Follow XTrace and request early API access. Blog 3 covers the architecture: how the belief graph, the context agent, and the encrypted vector layer actually fit together.

XTrace is building the Memory Manager API for AI agents. Blog 1: The problem with agent memory. Blog 3: The architecture (coming soon).

Frequently Asked Questions

What are the main AI agent memory tools in 2026?

The landscape splits into four categories. Managed platforms: Mem0 (flat key-value, 64.20% on LoCoMo), Zep (temporal knowledge graphs, 85.22% on LoCoMo), Supermemory (all-in-one cloud, 85.4% on LongMemEval), and LangMem (LangChain-native). Document compilation: Karpathy's LLM Wiki and Garry Tan's GBrain. Agent-controlled: Letta/MemGPT. Retrieval leaders: Hindsight (open source, 91.4% on LongMemEval). Belief-state systems: MnemeBrain and XTrace's XMem.
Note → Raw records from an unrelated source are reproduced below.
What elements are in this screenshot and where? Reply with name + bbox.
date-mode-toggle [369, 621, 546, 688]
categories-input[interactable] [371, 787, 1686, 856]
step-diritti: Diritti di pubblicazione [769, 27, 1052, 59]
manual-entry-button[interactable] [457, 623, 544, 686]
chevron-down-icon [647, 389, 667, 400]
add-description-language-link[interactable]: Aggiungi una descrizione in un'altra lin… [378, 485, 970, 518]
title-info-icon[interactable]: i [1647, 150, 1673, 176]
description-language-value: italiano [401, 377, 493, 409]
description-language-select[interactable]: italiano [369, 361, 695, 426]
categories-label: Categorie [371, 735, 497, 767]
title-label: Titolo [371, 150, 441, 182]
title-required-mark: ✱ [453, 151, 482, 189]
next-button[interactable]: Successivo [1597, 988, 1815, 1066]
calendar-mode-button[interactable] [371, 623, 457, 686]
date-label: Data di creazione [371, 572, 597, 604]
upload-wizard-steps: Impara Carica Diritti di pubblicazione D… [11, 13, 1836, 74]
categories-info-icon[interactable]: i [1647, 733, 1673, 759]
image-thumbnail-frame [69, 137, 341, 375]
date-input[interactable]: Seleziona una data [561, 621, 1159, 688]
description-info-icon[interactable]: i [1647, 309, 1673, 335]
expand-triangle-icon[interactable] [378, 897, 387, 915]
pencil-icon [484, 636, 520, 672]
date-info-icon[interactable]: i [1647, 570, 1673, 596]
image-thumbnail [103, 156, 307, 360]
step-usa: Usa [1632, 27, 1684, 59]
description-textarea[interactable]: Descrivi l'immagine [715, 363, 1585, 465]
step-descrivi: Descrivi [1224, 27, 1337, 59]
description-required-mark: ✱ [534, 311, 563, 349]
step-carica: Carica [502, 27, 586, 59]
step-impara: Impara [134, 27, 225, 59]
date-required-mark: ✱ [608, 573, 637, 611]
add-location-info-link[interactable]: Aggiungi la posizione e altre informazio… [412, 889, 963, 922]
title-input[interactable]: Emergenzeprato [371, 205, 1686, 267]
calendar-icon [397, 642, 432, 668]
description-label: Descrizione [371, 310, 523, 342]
Each is good at something different, the mistake is treating them as interchangeable.

What's the difference between Mem0 and Zep?

Mem0 stores flat key-value facts with vector retrieval, optimized for user profiles and stable preferences (64.20% on LoCoMo). Zep builds a temporal knowledge graph where every node and edge carries valid_at and invalid_at timestamps, so it knows when a fact was true (85.22% on LoCoMo). The shared limitation: both retrieve facts but neither models belief status, the difference between a fact that was overwritten, superseded, or explicitly retracted. Mem0 is simpler for profiles; Zep is stronger for time-sensitive data; neither handles decision lineage.

How is XMem different from Mem0, Zep, and other AI memory tools?

XMem differs on four dimensions. (1) Work memory, not user memory: it captures decisions, artifacts, and rationale rather than user profile facts. (2) Belief revision: every belief carries a status (ACTIVE, REVISED, RETRACTED), lineage, and an entrenchment hierarchy where user-stated facts outrank LLM inferences. (3) Context agent: before a task starts, XMem packages a structured contract that works across Claude, ChatGPT, or custom agents. (4) Encrypted by default: AES-256 client-side plus Paillier homomorphic encryption, so the server cannot read your data, unlike Mem0, Zep, GBrain, Supermemory, and LangMem, which all store memory in plaintext.